From Emacs to Kakoune

After using Emacs heavily for ten years and developing proficiency with the modal editing paradigm as popularized by Vim and implemented by Evil-Mode, I decided to give kakoune a try, out of curiosity.

Comparing the list of features supported by kakoune to what Emacs, Vim and VS Code have to offer only leaves the conclusion that kakoune must be strictly inferior, since it has very few features compared to those other editors.

I had no particular frustration with Emacs — it is an excellent editor!

However one thing I noticed in the last few years is that more and more functionality is being implemented outside of editors in external tools instead.

The Language Server Protocol is a prime example of this as are various code formatters like gofmt, prettier and rubocop.

Since both Emacs and Vim are powered by complex programming languages extending them is non-trivial, because it requires in-depth knowledge of the extension language and the domain model exposed by the editor.

When extending Emacs with Elisp, one needs to be aware of at least the following concepts:

  • buffers
  • windows
  • faces
  • major and minor modes
  • Keymaps
  • elisp
  • the package and module system
  • customizable options

And while all of these concepts mostly make sense and have their place, as a power user wanting to extend the editor it is a lot to master.

I could observe this in my usage of the editor: in the beginning I was eager to tinker around with elisp, adding new functionality to the editor.

The longer I used Emacs though, the more I relied on external packages. Usage shifted from creating new functionality to configuring functionality provided by others.

Discovering Kakoune

While trying out Kakoune, I noticed two things:

  • the number of concepts one needs to know is much lower compared to Emacs,
  • kakoune is built around making the integration with external tools easy.

This basically meant that it supported my current usage pattern much better than Emacs: running external commands and doing something with their output is a core part of kakoune.

Most of the interesting functions for working with modern programming languages come in the form of external tools.

Integrating these tools into Kakoune required a much smaller time investment for me than doing the same in Emacs.

Another thing I enjoy a lot about kakoune is that I have the feeling that the core concepts exposed to the user are very simple and that there is a real chance of holding the entirety of them in my head.

In other words it is much more likely to achieve "complete mastery" over a tool like Kakoune than it is to do the same with Emacs.

For now I'm sticking to Kakoune even for professional use, because all challenges I encountered so far (e.g. autoformatting code on save) were easily solvable in a short amount of time.

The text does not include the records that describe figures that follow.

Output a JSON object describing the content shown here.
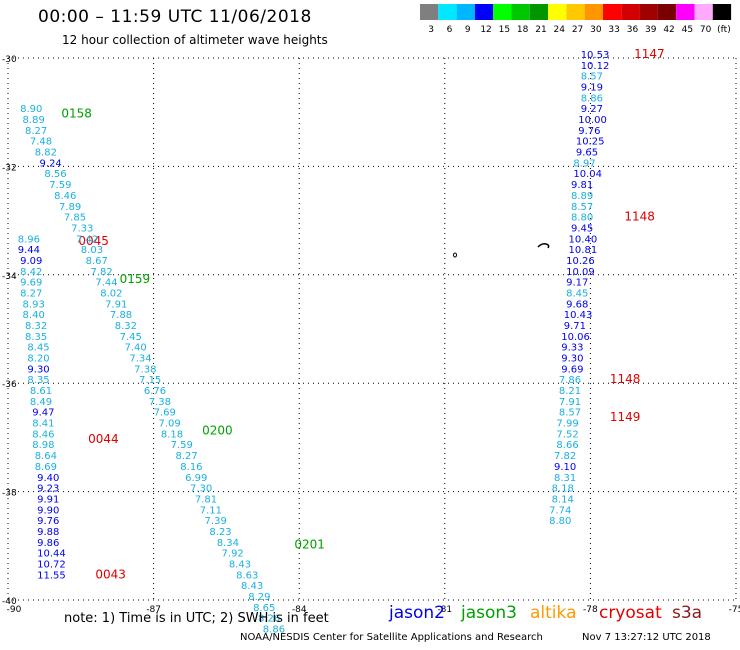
{
  "header": {
    "title": "00:00 – 11:59 UTC 11/06/2018",
    "subtitle": "12 hour collection of altimeter wave heights"
  },
  "colorbar": {
    "labels": [
      "3",
      "6",
      "9",
      "12",
      "15",
      "18",
      "21",
      "24",
      "27",
      "30",
      "33",
      "36",
      "39",
      "42",
      "45",
      "70",
      "(ft)"
    ],
    "colors": [
      "#7f7f7f",
      "#00e8ff",
      "#00b7ff",
      "#0000ff",
      "#00ff00",
      "#00c800",
      "#009600",
      "#ffff00",
      "#ffc800",
      "#ff9600",
      "#ff0000",
      "#d20000",
      "#a00000",
      "#780000",
      "#ff00ff",
      "#ffaaff",
      "#000000"
    ]
  },
  "footer": {
    "note": "note: 1) Time is in UTC; 2) SWH is in feet",
    "credit": "NOAA/NESDIS Center for Satellite Applications and Research",
    "timestamp": "Nov  7 13:27:12 UTC 2018"
  },
  "missions": {
    "jason2": "jason2",
    "jason3": "jason3",
    "altika": "altika",
    "cryosat": "cryosat",
    "s3a": "s3a"
  },
  "colors": {
    "jason2": "#0000ee",
    "jason3": "#00a000",
    "cryosat": "#e00000",
    "light": "#1ab0e0"
  },
  "chart_data": {
    "type": "scatter",
    "xlim": [
      -90,
      -75
    ],
    "ylim": [
      -40,
      -30
    ],
    "x_ticks": [
      "-90",
      "-87",
      "-84",
      "-81",
      "-78",
      "-75"
    ],
    "y_ticks": [
      "-30",
      "-32",
      "-34",
      "-36",
      "-38",
      "-40"
    ],
    "grid": true,
    "tracks": [
      {
        "mission": "jason2",
        "times": [
          {
            "label": "0043",
            "x": -88.2,
            "y": -39.6
          },
          {
            "label": "0044",
            "x": -88.35,
            "y": -37.1
          },
          {
            "label": "0045",
            "x": -88.55,
            "y": -33.45
          }
        ],
        "points": [
          {
            "x": -89.4,
            "y": -39.6,
            "v": "11.55",
            "c": "jason2"
          },
          {
            "x": -89.4,
            "y": -39.4,
            "v": "10.72",
            "c": "jason2"
          },
          {
            "x": -89.4,
            "y": -39.2,
            "v": "10.44",
            "c": "jason2"
          },
          {
            "x": -89.4,
            "y": -39.0,
            "v": "9.86",
            "c": "jason2"
          },
          {
            "x": -89.4,
            "y": -38.8,
            "v": "9.88",
            "c": "jason2"
          },
          {
            "x": -89.4,
            "y": -38.6,
            "v": "9.76",
            "c": "jason2"
          },
          {
            "x": -89.4,
            "y": -38.4,
            "v": "9.90",
            "c": "jason2"
          },
          {
            "x": -89.4,
            "y": -38.2,
            "v": "9.91",
            "c": "jason2"
          },
          {
            "x": -89.4,
            "y": -38.0,
            "v": "9.23",
            "c": "jason2"
          },
          {
            "x": -89.4,
            "y": -37.8,
            "v": "9.40",
            "c": "jason2"
          },
          {
            "x": -89.45,
            "y": -37.6,
            "v": "8.69",
            "c": "light"
          },
          {
            "x": -89.45,
            "y": -37.4,
            "v": "8.64",
            "c": "light"
          },
          {
            "x": -89.5,
            "y": -37.2,
            "v": "8.98",
            "c": "light"
          },
          {
            "x": -89.5,
            "y": -37.0,
            "v": "8.46",
            "c": "light"
          },
          {
            "x": -89.5,
            "y": -36.8,
            "v": "8.41",
            "c": "light"
          },
          {
            "x": -89.5,
            "y": -36.6,
            "v": "9.47",
            "c": "jason2"
          },
          {
            "x": -89.55,
            "y": -36.4,
            "v": "8.49",
            "c": "light"
          },
          {
            "x": -89.55,
            "y": -36.2,
            "v": "8.61",
            "c": "light"
          },
          {
            "x": -89.6,
            "y": -36.0,
            "v": "8.35",
            "c": "light"
          },
          {
            "x": -89.6,
            "y": -35.8,
            "v": "9.30",
            "c": "jason2"
          },
          {
            "x": -89.6,
            "y": -35.6,
            "v": "8.20",
            "c": "light"
          },
          {
            "x": -89.6,
            "y": -35.4,
            "v": "8.45",
            "c": "light"
          },
          {
            "x": -89.65,
            "y": -35.2,
            "v": "8.35",
            "c": "light"
          },
          {
            "x": -89.65,
            "y": -35.0,
            "v": "8.32",
            "c": "light"
          },
          {
            "x": -89.7,
            "y": -34.8,
            "v": "8.40",
            "c": "light"
          },
          {
            "x": -89.7,
            "y": -34.6,
            "v": "8.93",
            "c": "light"
          },
          {
            "x": -89.75,
            "y": -34.4,
            "v": "8.27",
            "c": "light"
          },
          {
            "x": -89.75,
            "y": -34.2,
            "v": "9.69",
            "c": "light"
          },
          {
            "x": -89.75,
            "y": -34.0,
            "v": "8.42",
            "c": "light"
          },
          {
            "x": -89.75,
            "y": -33.8,
            "v": "9.09",
            "c": "jason2"
          },
          {
            "x": -89.8,
            "y": -33.6,
            "v": "9.44",
            "c": "jason2"
          },
          {
            "x": -89.8,
            "y": -33.4,
            "v": "8.96",
            "c": "light"
          }
        ]
      },
      {
        "mission": "jason3",
        "times": [
          {
            "label": "0158",
            "x": -88.9,
            "y": -31.1
          },
          {
            "label": "0159",
            "x": -87.7,
            "y": -34.15
          },
          {
            "label": "0200",
            "x": -86.0,
            "y": -36.95
          },
          {
            "label": "0201",
            "x": -84.1,
            "y": -39.05
          }
        ],
        "points": [
          {
            "x": -89.75,
            "y": -31.0,
            "v": "8.90",
            "c": "light"
          },
          {
            "x": -89.7,
            "y": -31.2,
            "v": "8.89",
            "c": "light"
          },
          {
            "x": -89.65,
            "y": -31.4,
            "v": "8.27",
            "c": "light"
          },
          {
            "x": -89.55,
            "y": -31.6,
            "v": "7.48",
            "c": "light"
          },
          {
            "x": -89.45,
            "y": -31.8,
            "v": "8.82",
            "c": "light"
          },
          {
            "x": -89.35,
            "y": -32.0,
            "v": "9.24",
            "c": "jason2"
          },
          {
            "x": -89.25,
            "y": -32.2,
            "v": "8.56",
            "c": "light"
          },
          {
            "x": -89.15,
            "y": -32.4,
            "v": "7.59",
            "c": "light"
          },
          {
            "x": -89.05,
            "y": -32.6,
            "v": "8.46",
            "c": "light"
          },
          {
            "x": -88.95,
            "y": -32.8,
            "v": "7.89",
            "c": "light"
          },
          {
            "x": -88.85,
            "y": -33.0,
            "v": "7.85",
            "c": "light"
          },
          {
            "x": -88.7,
            "y": -33.2,
            "v": "7.33",
            "c": "light"
          },
          {
            "x": -88.6,
            "y": -33.4,
            "v": "7.42",
            "c": "light"
          },
          {
            "x": -88.5,
            "y": -33.6,
            "v": "8.03",
            "c": "light"
          },
          {
            "x": -88.4,
            "y": -33.8,
            "v": "8.67",
            "c": "light"
          },
          {
            "x": -88.3,
            "y": -34.0,
            "v": "7.82",
            "c": "light"
          },
          {
            "x": -88.2,
            "y": -34.2,
            "v": "7.44",
            "c": "light"
          },
          {
            "x": -88.1,
            "y": -34.4,
            "v": "8.02",
            "c": "light"
          },
          {
            "x": -88.0,
            "y": -34.6,
            "v": "7.91",
            "c": "light"
          },
          {
            "x": -87.9,
            "y": -34.8,
            "v": "7.88",
            "c": "light"
          },
          {
            "x": -87.8,
            "y": -35.0,
            "v": "8.32",
            "c": "light"
          },
          {
            "x": -87.7,
            "y": -35.2,
            "v": "7.45",
            "c": "light"
          },
          {
            "x": -87.6,
            "y": -35.4,
            "v": "7.40",
            "c": "light"
          },
          {
            "x": -87.5,
            "y": -35.6,
            "v": "7.34",
            "c": "light"
          },
          {
            "x": -87.4,
            "y": -35.8,
            "v": "7.38",
            "c": "light"
          },
          {
            "x": -87.3,
            "y": -36.0,
            "v": "7.15",
            "c": "light"
          },
          {
            "x": -87.2,
            "y": -36.2,
            "v": "6.76",
            "c": "light"
          },
          {
            "x": -87.1,
            "y": -36.4,
            "v": "7.38",
            "c": "light"
          },
          {
            "x": -87.0,
            "y": -36.6,
            "v": "7.69",
            "c": "light"
          },
          {
            "x": -86.9,
            "y": -36.8,
            "v": "7.09",
            "c": "light"
          },
          {
            "x": -86.85,
            "y": -37.0,
            "v": "8.18",
            "c": "light"
          },
          {
            "x": -86.65,
            "y": -37.2,
            "v": "7.59",
            "c": "light"
          },
          {
            "x": -86.55,
            "y": -37.4,
            "v": "8.27",
            "c": "light"
          },
          {
            "x": -86.45,
            "y": -37.6,
            "v": "8.16",
            "c": "light"
          },
          {
            "x": -86.35,
            "y": -37.8,
            "v": "6.99",
            "c": "light"
          },
          {
            "x": -86.25,
            "y": -38.0,
            "v": "7.30",
            "c": "light"
          },
          {
            "x": -86.15,
            "y": -38.2,
            "v": "7.81",
            "c": "light"
          },
          {
            "x": -86.05,
            "y": -38.4,
            "v": "7.11",
            "c": "light"
          },
          {
            "x": -85.95,
            "y": -38.6,
            "v": "7.39",
            "c": "light"
          },
          {
            "x": -85.85,
            "y": -38.8,
            "v": "8.23",
            "c": "light"
          },
          {
            "x": -85.7,
            "y": -39.0,
            "v": "8.34",
            "c": "light"
          },
          {
            "x": -85.6,
            "y": -39.2,
            "v": "7.92",
            "c": "light"
          },
          {
            "x": -85.45,
            "y": -39.4,
            "v": "8.43",
            "c": "light"
          },
          {
            "x": -85.3,
            "y": -39.6,
            "v": "8.63",
            "c": "light"
          },
          {
            "x": -85.2,
            "y": -39.8,
            "v": "8.43",
            "c": "light"
          },
          {
            "x": -85.05,
            "y": -40.0,
            "v": "8.29",
            "c": "light"
          },
          {
            "x": -84.95,
            "y": -40.2,
            "v": "8.65",
            "c": "light"
          },
          {
            "x": -84.85,
            "y": -40.4,
            "v": "8.26",
            "c": "light"
          },
          {
            "x": -84.75,
            "y": -40.6,
            "v": "8.86",
            "c": "light"
          }
        ]
      },
      {
        "mission": "cryosat",
        "times": [
          {
            "label": "1147",
            "x": -77.1,
            "y": -30.0
          },
          {
            "label": "1148",
            "x": -77.3,
            "y": -33.0
          },
          {
            "label": "1148",
            "x": -77.6,
            "y": -36.0
          },
          {
            "label": "1149",
            "x": -77.6,
            "y": -36.7
          }
        ],
        "points": [
          {
            "x": -78.2,
            "y": -30.0,
            "v": "10.53",
            "c": "jason2"
          },
          {
            "x": -78.2,
            "y": -30.2,
            "v": "10.12",
            "c": "jason2"
          },
          {
            "x": -78.2,
            "y": -30.4,
            "v": "8.57",
            "c": "light"
          },
          {
            "x": -78.2,
            "y": -30.6,
            "v": "9.19",
            "c": "jason2"
          },
          {
            "x": -78.2,
            "y": -30.8,
            "v": "8.86",
            "c": "light"
          },
          {
            "x": -78.2,
            "y": -31.0,
            "v": "9.27",
            "c": "jason2"
          },
          {
            "x": -78.25,
            "y": -31.2,
            "v": "10.00",
            "c": "jason2"
          },
          {
            "x": -78.25,
            "y": -31.4,
            "v": "9.76",
            "c": "jason2"
          },
          {
            "x": -78.3,
            "y": -31.6,
            "v": "10.25",
            "c": "jason2"
          },
          {
            "x": -78.3,
            "y": -31.8,
            "v": "9.65",
            "c": "jason2"
          },
          {
            "x": -78.35,
            "y": -32.0,
            "v": "8.97",
            "c": "light"
          },
          {
            "x": -78.35,
            "y": -32.2,
            "v": "10.04",
            "c": "jason2"
          },
          {
            "x": -78.4,
            "y": -32.4,
            "v": "9.81",
            "c": "jason2"
          },
          {
            "x": -78.4,
            "y": -32.6,
            "v": "8.89",
            "c": "light"
          },
          {
            "x": -78.4,
            "y": -32.8,
            "v": "8.57",
            "c": "light"
          },
          {
            "x": -78.4,
            "y": -33.0,
            "v": "8.80",
            "c": "light"
          },
          {
            "x": -78.4,
            "y": -33.2,
            "v": "9.45",
            "c": "jason2"
          },
          {
            "x": -78.45,
            "y": -33.4,
            "v": "10.40",
            "c": "jason2"
          },
          {
            "x": -78.45,
            "y": -33.6,
            "v": "10.81",
            "c": "jason2"
          },
          {
            "x": -78.5,
            "y": -33.8,
            "v": "10.26",
            "c": "jason2"
          },
          {
            "x": -78.5,
            "y": -34.0,
            "v": "10.09",
            "c": "jason2"
          },
          {
            "x": -78.5,
            "y": -34.2,
            "v": "9.17",
            "c": "jason2"
          },
          {
            "x": -78.5,
            "y": -34.4,
            "v": "8.45",
            "c": "light"
          },
          {
            "x": -78.5,
            "y": -34.6,
            "v": "9.68",
            "c": "jason2"
          },
          {
            "x": -78.55,
            "y": -34.8,
            "v": "10.43",
            "c": "jason2"
          },
          {
            "x": -78.55,
            "y": -35.0,
            "v": "9.71",
            "c": "jason2"
          },
          {
            "x": -78.6,
            "y": -35.2,
            "v": "10.06",
            "c": "jason2"
          },
          {
            "x": -78.6,
            "y": -35.4,
            "v": "9.33",
            "c": "jason2"
          },
          {
            "x": -78.6,
            "y": -35.6,
            "v": "9.30",
            "c": "jason2"
          },
          {
            "x": -78.6,
            "y": -35.8,
            "v": "9.69",
            "c": "jason2"
          },
          {
            "x": -78.65,
            "y": -36.0,
            "v": "7.86",
            "c": "light"
          },
          {
            "x": -78.65,
            "y": -36.2,
            "v": "8.21",
            "c": "light"
          },
          {
            "x": -78.65,
            "y": -36.4,
            "v": "7.91",
            "c": "light"
          },
          {
            "x": -78.65,
            "y": -36.6,
            "v": "8.57",
            "c": "light"
          },
          {
            "x": -78.7,
            "y": -36.8,
            "v": "7.99",
            "c": "light"
          },
          {
            "x": -78.7,
            "y": -37.0,
            "v": "7.52",
            "c": "light"
          },
          {
            "x": -78.7,
            "y": -37.2,
            "v": "8.66",
            "c": "light"
          },
          {
            "x": -78.75,
            "y": -37.4,
            "v": "7.82",
            "c": "light"
          },
          {
            "x": -78.75,
            "y": -37.6,
            "v": "9.10",
            "c": "jason2"
          },
          {
            "x": -78.75,
            "y": -37.8,
            "v": "8.31",
            "c": "light"
          },
          {
            "x": -78.8,
            "y": -38.0,
            "v": "8.18",
            "c": "light"
          },
          {
            "x": -78.8,
            "y": -38.2,
            "v": "8.14",
            "c": "light"
          },
          {
            "x": -78.85,
            "y": -38.4,
            "v": "7.74",
            "c": "light"
          },
          {
            "x": -78.85,
            "y": -38.6,
            "v": "8.80",
            "c": "light"
          }
        ]
      }
    ]
  }
}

For reference, this is how my complete configuration file looks like at the moment:

source "%val{config}/plugins/plug.kak/rc/plug.kak"
plug "andreyorst/fzf.kak"

colorscheme base16

provide-module projectile %[
  declare-user-mode user-project

  map global user-project t ':projectile-alternative-file<ret>' -docstring 'alternate file'

  def -override projectile-alternative-file 'echo "No alternative file defined"'
  hook global WinSetOption filetype=ruby %{
    require-module projectile-ruby
    set-option current identwidth 2
  hook global WinSetOption filetype=javascript %{
    set-option current formatcmd %{prettier --stdin --parser=babel}
  hook global WinSetOption filetype=json %{
    set-option current formatcmd %{jq .}

provide-module projectile-ruby %[
  def -override projectile-alternative-file 'ruby-alternative-file'

map global user d '<esc>:fzf-mode<ret>' -docstring "fzf"
map global user f '<esc>:fzf-mode<ret>v' -docstring "fzf vcs"
map global user b '<esc>:fzf-mode<ret>b' -docstring "fzf buffer"
map global user p ':enter-user-mode user-project<ret>' -docstring "project"

require-module projectile

declare-user-mode sys
define-command sys-mode 'enter-user-mode sys' 
define-command -override sys-eval 'eval %val{selection}'

map global normal <semicolon> <,> -docstring 'user mappings'
map global sys <c-e> ':sys-eval<ret>' -docstring 'eval selection'
map global sys <c-r> ':edit "%val{config}/kakrc"<ret>' -docstring 'edit kakrc' 
map global normal <c-x> ':sys-mode<ret>'
map global insert <c-x> '<esc>:sys-mode<ret>'

set-option global indentwidth 2
hook global BufWritePre .* %{
  evaluate-commands %sh{
    if [ -n "$kak_opt_formatcmd" ]; then
      printf "format-buffer\n"
      printf "\n"

In only 54 lines I get:

  • a shortcut for evaluating selected editor commands in the running editor,
  • a shortcut for editing the main configuration file,
  • jumping between test and implementation files in Ruby,
  • automatic formatting for JavaScript and JSON,
  • lots of shortcuts for various types of fuzzy search.

This is basically 90% of the Emacs features I use the most.

I intend to grow this on an as needed basis, to see where this goes.

Right now I'm quite happy with the simplicity of the setup and that it provides enough of the things I care about.